Adapté du roman The Cabin at the End of the World de Paul G. Tremblay, le film raconte l’histoire d’un couple d’hommes gays et de leur petite fille adoptive qui se font séquestrer, dans une maison de vacances perdue dans la forêt, par quatre personnes étranges qui les mettent face, avec une étrange douceur doublée d’une certaine agressivité en dernier ressort, à un dilemme presque insoluble : la charmante famille doit sacrifier l’un des siens, sinon, ce sera la fin du monde. Ce postulat offre une tension assez saisissante, notamment parce qu’elle est accompagnée par le doute. La notion de doute parcoure l’œuvre de Shyamalan qui demande presque toujours à ses personnages de croire l’impossible et d’agir sans tout savoir. Dans Knock at the Cabin, ce doute rejoint l’actualité puisque l’effondrement écologique qui nous menace est sans cesse remis en question, à la fois par le pouvoir qui relativise et par des complotistes qui s’illusionnent. Par ce doute constant, le spectateur durant une bonne partie du film, n’arrive pas à savoir si les quatre inconnus sont une bande d’illuminés se raccrochant à une idéologie catholique pour persécuter des homosexuels, ou s’ils ont bien prédit notre fin à tous·tes à coup d’épidémies, de tsunamis, de défaillances de notre technologie. Alimenté par les chaînes d’info Knock at the Cabin parvient à retranscrire une sorte d’anxiété que l’on vit maintenant tous les jours à voir des événements horribles s’enchaîner les uns à la suite des autres sans pouvoir rien y faire. Or, dans ce film, on promet à trois personnes qu’ils peuvent justement agir.
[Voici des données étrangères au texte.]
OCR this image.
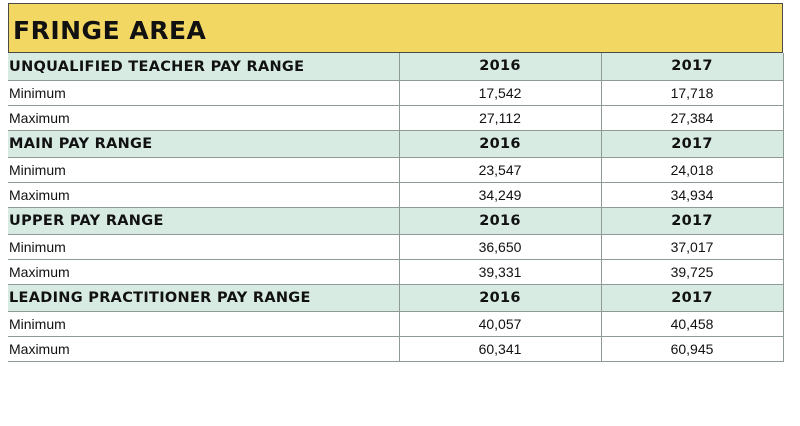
FRINGE AREA
UNQUALIFIED TEACHER PAY RANGE	2016	2017
Minimum	17,542	17,718
Maximum	27,112	27,384
MAIN PAY RANGE	2016	2017
Minimum	23,547	24,018
Maximum	34,249	34,934
UPPER PAY RANGE	2016	2017
Minimum	36,650	37,017
Maximum	39,331	39,725
LEADING PRACTITIONER PAY RANGE	2016	2017
Minimum	40,057	40,458
Maximum	60,341	60,945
            Le fait que le couple principal soit un couple homosexuel rajoute une ambiguïté et des questionnements. L’un des deux hommes, Andrew, se demande dans quelle mesure il ne s’agit pas juste d’une machination religieuse homophobe puisque des références à la Bible sont énoncées par les persécuteurs qui ont vu venir une Apocalypse comme on peut la retrouver dans les textes sacrés. D’un point de vue purement métaphorique, dans ce scénario, la survie d’une famille gay menace le monde – comme le pensent les milliers d’abrutis qui peuvent défiler dans Paris de temps à autre sans réussir à comprendre que ce sont eux qui pourrissent chaque particule d’air de notre pauvre atmosphère déjà fatiguée. Tous les éléments sont en place pour une sorte de drame thriller huis-clos qui fait écho à des dilemmes humains cornéliens et à des actualités et oppressions brûlantes. La mise-en-scène toujours très intéressante de M. Night Shyamalan intensifie avec brio tous les éléments. Ce réalisateur, c’est bien connu, ne cadre pas comme les autres et toujours il y a une petite idée, un certain mouvement, une manière de faire durer un plan qui amusent et surprennent le regard. Tout n’est pas toujours réussi mais cette réalisation presque ludique et assez surlignée fait la sève d’un film qui aurait pu s’effondrer entre les mains d’un artiste moins habile.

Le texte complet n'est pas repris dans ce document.